Organogenesis is a highly intricate and tightly regulated process that is essential for the formation of functional organs during embryonic development. Epithelial tissues are crucial for shaping organs during development and for maintaining tissue integrity in adulthood. Organ development requires a tight coordination between stem cell differentiation and tissue morphogenesis, but there is still a lot to learn about how these processes are dynamically orchestrated in vivo to give rise to functional tissues with the correct shape and cell type allocation, especially in complex branched tissues.
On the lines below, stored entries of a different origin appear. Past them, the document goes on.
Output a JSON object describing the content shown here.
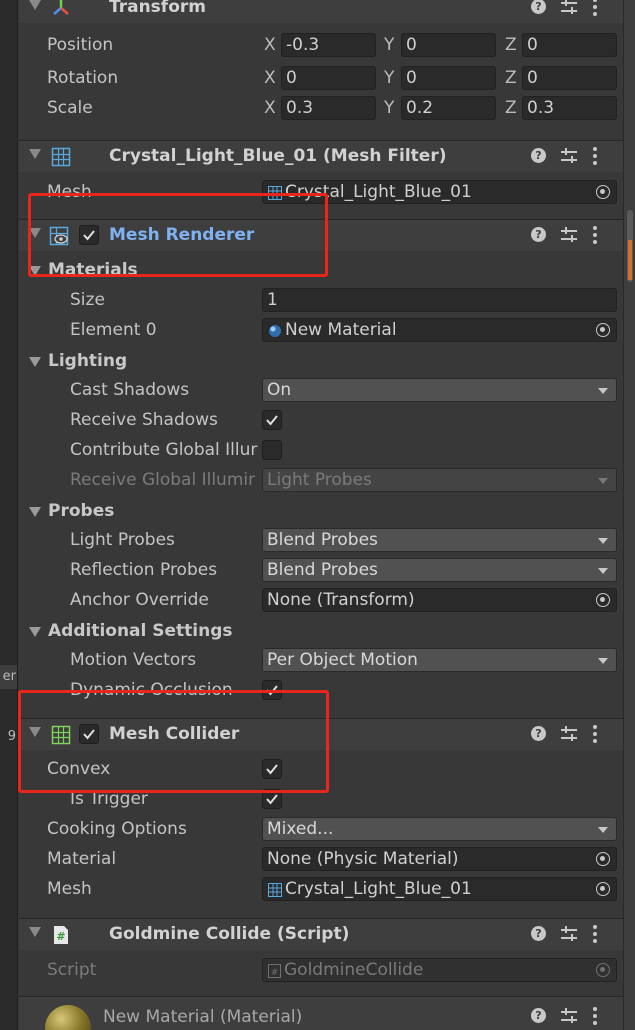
{
  "left_strip": {
    "tab1": "er",
    "tab2": "9"
  },
  "transform": {
    "title": "Transform",
    "position": {
      "label": "Position",
      "x": "-0.3",
      "y": "0",
      "z": "0"
    },
    "rotation": {
      "label": "Rotation",
      "x": "0",
      "y": "0",
      "z": "0"
    },
    "scale": {
      "label": "Scale",
      "x": "0.3",
      "y": "0.2",
      "z": "0.3"
    },
    "axis_x": "X",
    "axis_y": "Y",
    "axis_z": "Z"
  },
  "mesh_filter": {
    "title": "Crystal_Light_Blue_01 (Mesh Filter)",
    "mesh_label": "Mesh",
    "mesh_value": "Crystal_Light_Blue_01"
  },
  "mesh_renderer": {
    "title": "Mesh Renderer",
    "enabled": true,
    "materials_label": "Materials",
    "size_label": "Size",
    "size_value": "1",
    "element0_label": "Element 0",
    "element0_value": "New Material",
    "lighting_label": "Lighting",
    "cast_shadows_label": "Cast Shadows",
    "cast_shadows_value": "On",
    "receive_shadows_label": "Receive Shadows",
    "receive_shadows": true,
    "contribute_gi_label": "Contribute Global Illur",
    "contribute_gi": false,
    "receive_gi_label": "Receive Global Illumir",
    "receive_gi_value": "Light Probes",
    "probes_label": "Probes",
    "light_probes_label": "Light Probes",
    "light_probes_value": "Blend Probes",
    "reflection_probes_label": "Reflection Probes",
    "reflection_probes_value": "Blend Probes",
    "anchor_override_label": "Anchor Override",
    "anchor_override_value": "None (Transform)",
    "additional_settings_label": "Additional Settings",
    "motion_vectors_label": "Motion Vectors",
    "motion_vectors_value": "Per Object Motion",
    "dynamic_occlusion_label": "Dynamic Occlusion",
    "dynamic_occlusion": true
  },
  "mesh_collider": {
    "title": "Mesh Collider",
    "enabled": true,
    "convex_label": "Convex",
    "convex": true,
    "is_trigger_label": "Is Trigger",
    "is_trigger": true,
    "cooking_options_label": "Cooking Options",
    "cooking_options_value": "Mixed...",
    "material_label": "Material",
    "material_value": "None (Physic Material)",
    "mesh_label": "Mesh",
    "mesh_value": "Crystal_Light_Blue_01"
  },
  "script_component": {
    "title": "Goldmine Collide (Script)",
    "script_label": "Script",
    "script_value": "GoldmineCollide"
  },
  "material_component": {
    "title": "New Material (Material)"
  },
  "colors": {
    "highlight_box": "#e8261c",
    "active_title": "#7fb2f0",
    "panel_bg": "#383838",
    "header_bg": "#3e3e3e"
  }
}
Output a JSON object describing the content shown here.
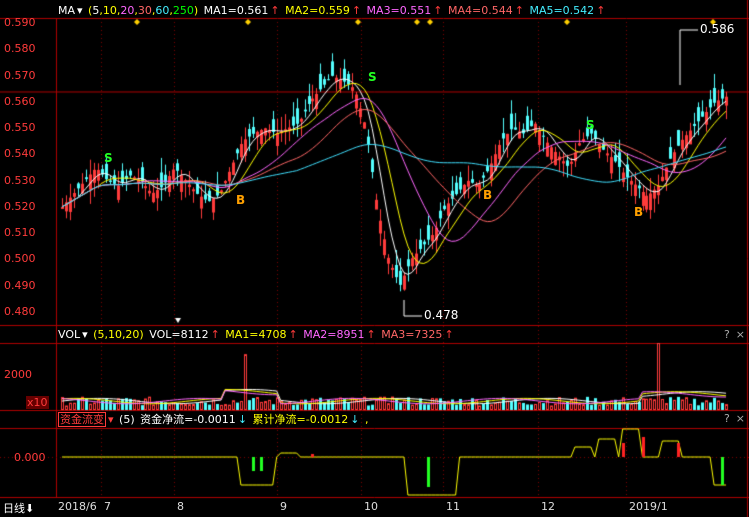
{
  "main_header": {
    "name": "MA",
    "params": "(5,10,20,30,60,250)",
    "params_parts": [
      "5",
      "10",
      "20",
      "30",
      "60",
      "250"
    ],
    "ma1": "MA1=0.561",
    "ma2": "MA2=0.559",
    "ma3": "MA3=0.551",
    "ma4": "MA4=0.544",
    "ma5": "MA5=0.542"
  },
  "vol_header": {
    "name": "VOL",
    "params": "(5,10,20)",
    "vol": "VOL=8112",
    "ma1": "MA1=4708",
    "ma2": "MA2=8951",
    "ma3": "MA3=7325"
  },
  "flow_header": {
    "name": "资金流变",
    "params": "(5)",
    "net": "资金净流=-0.0011",
    "cum": "累计净流=-0.0012",
    "tail": ","
  },
  "panel_buttons": [
    "?",
    "×"
  ],
  "price_axis": [
    "0.590",
    "0.580",
    "0.570",
    "0.560",
    "0.550",
    "0.540",
    "0.530",
    "0.520",
    "0.510",
    "0.500",
    "0.490",
    "0.480"
  ],
  "vol_axis": [
    "2000",
    "x10"
  ],
  "flow_axis": [
    "0.000"
  ],
  "x_axis": {
    "period": "日线",
    "labels": [
      "2018/6",
      "7",
      "8",
      "9",
      "10",
      "11",
      "12",
      "2019/1"
    ]
  },
  "annotations": {
    "high": "0.586",
    "low": "0.478",
    "signals": [
      {
        "type": "S"
      },
      {
        "type": "B"
      },
      {
        "type": "S"
      },
      {
        "type": "B"
      },
      {
        "type": "S"
      },
      {
        "type": "B"
      }
    ]
  },
  "colors": {
    "up": "#ff3b3b",
    "down": "#54ffff",
    "ma1": "#ffffff",
    "ma2": "#ffff00",
    "ma3": "#ff66ff",
    "ma4": "#ff6666",
    "ma5": "#40e0ff",
    "signal_s": "#22ff22",
    "signal_b": "#ffa000"
  },
  "chart_data": {
    "type": "candlestick",
    "ylim": [
      0.475,
      0.592
    ],
    "high": 0.586,
    "low": 0.478,
    "close_path": [
      0.52,
      0.525,
      0.53,
      0.535,
      0.53,
      0.528,
      0.532,
      0.53,
      0.525,
      0.528,
      0.535,
      0.53,
      0.525,
      0.522,
      0.525,
      0.535,
      0.545,
      0.548,
      0.55,
      0.548,
      0.55,
      0.552,
      0.56,
      0.565,
      0.57,
      0.568,
      0.565,
      0.55,
      0.52,
      0.5,
      0.49,
      0.5,
      0.505,
      0.51,
      0.52,
      0.525,
      0.53,
      0.528,
      0.535,
      0.545,
      0.55,
      0.548,
      0.552,
      0.545,
      0.54,
      0.535,
      0.545,
      0.548,
      0.542,
      0.538,
      0.532,
      0.528,
      0.524,
      0.528,
      0.538,
      0.545,
      0.55,
      0.555,
      0.56,
      0.562
    ]
  }
}
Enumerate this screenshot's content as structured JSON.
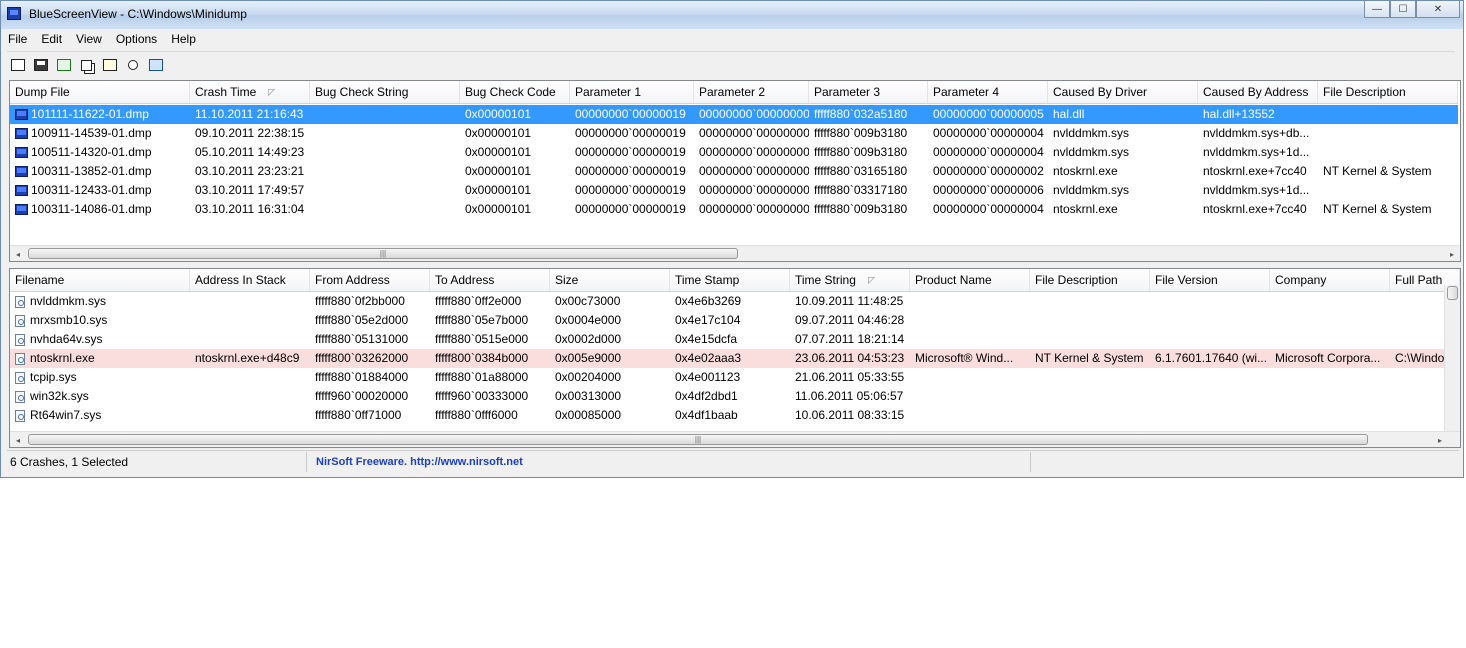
{
  "window": {
    "title": "BlueScreenView  -  C:\\Windows\\Minidump",
    "minimize_glyph": "—",
    "maximize_glyph": "☐",
    "close_glyph": "✕"
  },
  "menu": [
    "File",
    "Edit",
    "View",
    "Options",
    "Help"
  ],
  "toolbar": {
    "icons": [
      "html-report-icon",
      "save-icon",
      "refresh-icon",
      "copy-icon",
      "properties-icon",
      "find-icon",
      "exit-icon"
    ]
  },
  "crashes": {
    "columns": [
      "Dump File",
      "Crash Time",
      "Bug Check String",
      "Bug Check Code",
      "Parameter 1",
      "Parameter 2",
      "Parameter 3",
      "Parameter 4",
      "Caused By Driver",
      "Caused By Address",
      "File Description"
    ],
    "sorted_column": "Crash Time",
    "sort_glyph": "◸",
    "rows": [
      [
        "101111-11622-01.dmp",
        "11.10.2011 21:16:43",
        "",
        "0x00000101",
        "00000000`00000019",
        "00000000`00000000",
        "fffff880`032a5180",
        "00000000`00000005",
        "hal.dll",
        "hal.dll+13552",
        ""
      ],
      [
        "100911-14539-01.dmp",
        "09.10.2011 22:38:15",
        "",
        "0x00000101",
        "00000000`00000019",
        "00000000`00000000",
        "fffff880`009b3180",
        "00000000`00000004",
        "nvlddmkm.sys",
        "nvlddmkm.sys+db...",
        ""
      ],
      [
        "100511-14320-01.dmp",
        "05.10.2011 14:49:23",
        "",
        "0x00000101",
        "00000000`00000019",
        "00000000`00000000",
        "fffff880`009b3180",
        "00000000`00000004",
        "nvlddmkm.sys",
        "nvlddmkm.sys+1d...",
        ""
      ],
      [
        "100311-13852-01.dmp",
        "03.10.2011 23:23:21",
        "",
        "0x00000101",
        "00000000`00000019",
        "00000000`00000000",
        "fffff880`03165180",
        "00000000`00000002",
        "ntoskrnl.exe",
        "ntoskrnl.exe+7cc40",
        "NT Kernel & System"
      ],
      [
        "100311-12433-01.dmp",
        "03.10.2011 17:49:57",
        "",
        "0x00000101",
        "00000000`00000019",
        "00000000`00000000",
        "fffff880`03317180",
        "00000000`00000006",
        "nvlddmkm.sys",
        "nvlddmkm.sys+1d...",
        ""
      ],
      [
        "100311-14086-01.dmp",
        "03.10.2011 16:31:04",
        "",
        "0x00000101",
        "00000000`00000019",
        "00000000`00000000",
        "fffff880`009b3180",
        "00000000`00000004",
        "ntoskrnl.exe",
        "ntoskrnl.exe+7cc40",
        "NT Kernel & System"
      ]
    ],
    "selected_row": 0
  },
  "modules": {
    "columns": [
      "Filename",
      "Address In Stack",
      "From Address",
      "To Address",
      "Size",
      "Time Stamp",
      "Time String",
      "Product Name",
      "File Description",
      "File Version",
      "Company",
      "Full Path"
    ],
    "sorted_column": "Time String",
    "sort_glyph": "◸",
    "rows": [
      [
        "nvlddmkm.sys",
        "",
        "fffff880`0f2bb000",
        "fffff880`0ff2e000",
        "0x00c73000",
        "0x4e6b3269",
        "10.09.2011 11:48:25",
        "",
        "",
        "",
        "",
        ""
      ],
      [
        "mrxsmb10.sys",
        "",
        "fffff880`05e2d000",
        "fffff880`05e7b000",
        "0x0004e000",
        "0x4e17c104",
        "09.07.2011 04:46:28",
        "",
        "",
        "",
        "",
        ""
      ],
      [
        "nvhda64v.sys",
        "",
        "fffff880`05131000",
        "fffff880`0515e000",
        "0x0002d000",
        "0x4e15dcfa",
        "07.07.2011 18:21:14",
        "",
        "",
        "",
        "",
        ""
      ],
      [
        "ntoskrnl.exe",
        "ntoskrnl.exe+d48c9",
        "fffff800`03262000",
        "fffff800`0384b000",
        "0x005e9000",
        "0x4e02aaa3",
        "23.06.2011 04:53:23",
        "Microsoft® Wind...",
        "NT Kernel & System",
        "6.1.7601.17640 (wi...",
        "Microsoft Corpora...",
        "C:\\Windo"
      ],
      [
        "tcpip.sys",
        "",
        "fffff880`01884000",
        "fffff880`01a88000",
        "0x00204000",
        "0x4e001123",
        "21.06.2011 05:33:55",
        "",
        "",
        "",
        "",
        ""
      ],
      [
        "win32k.sys",
        "",
        "fffff960`00020000",
        "fffff960`00333000",
        "0x00313000",
        "0x4df2dbd1",
        "11.06.2011 05:06:57",
        "",
        "",
        "",
        "",
        ""
      ],
      [
        "Rt64win7.sys",
        "",
        "fffff880`0ff71000",
        "fffff880`0fff6000",
        "0x00085000",
        "0x4df1baab",
        "10.06.2011 08:33:15",
        "",
        "",
        "",
        "",
        ""
      ]
    ],
    "highlighted_row": 3
  },
  "status": {
    "count_text": "6 Crashes, 1 Selected",
    "link_text": "NirSoft Freeware.  http://www.nirsoft.net"
  },
  "scroll": {
    "left_glyph": "◂",
    "right_glyph": "▸",
    "grip_glyph": "|||"
  },
  "colors": {
    "selection": "#3399ff",
    "highlight": "#fadede",
    "link": "#1c3fbf"
  }
}
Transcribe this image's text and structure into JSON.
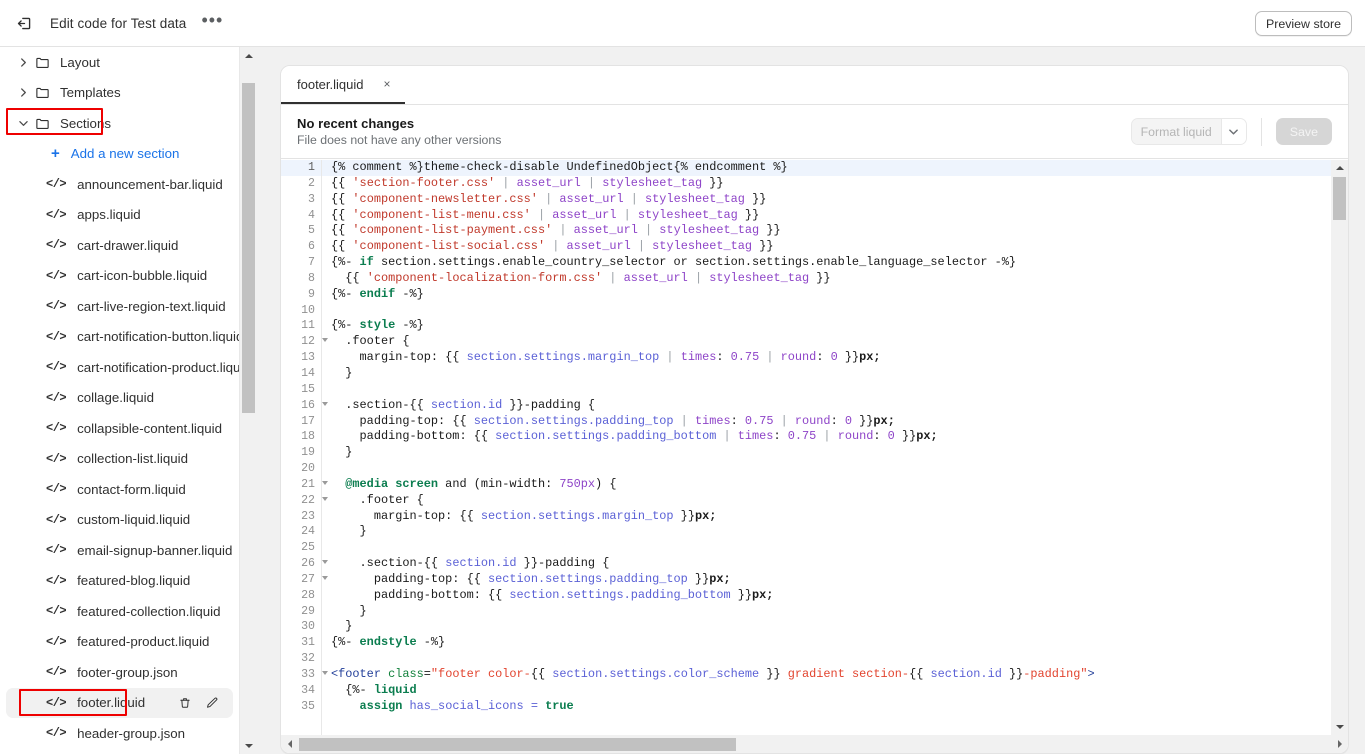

During my talk, I will present our recent work on how Notch signaling plays a crucial role for establishing cell fate commitment in development and maintaining lineage plasticity in adult epithelial cells from various mouse multilayered epithelia. We identified a self-organizing mechanism in which positional cues regulate the activity of YAP, p63, and Notch, thereby guiding stem cell fate in the mammary, lacrimal, salivary, and prostate glands, both during development and in regenerative contexts. 

We then established a transcriptomic atlas of 14 stratified epithelia from different embryonic origin, which we combined with in vitro and in vivo Notch perturbations. This approach revealed the evolutionary origin and conserved functions of Notch and p63 in epithelial stratification processes. 

Together, this project uncovers fundamental principles governing epithelial organogenesis and demonstrate that, despite arising from distinct embryonic germ layers, these tissues are subject to a shared set of conserved developmental constraints that guide their final architecture and organization.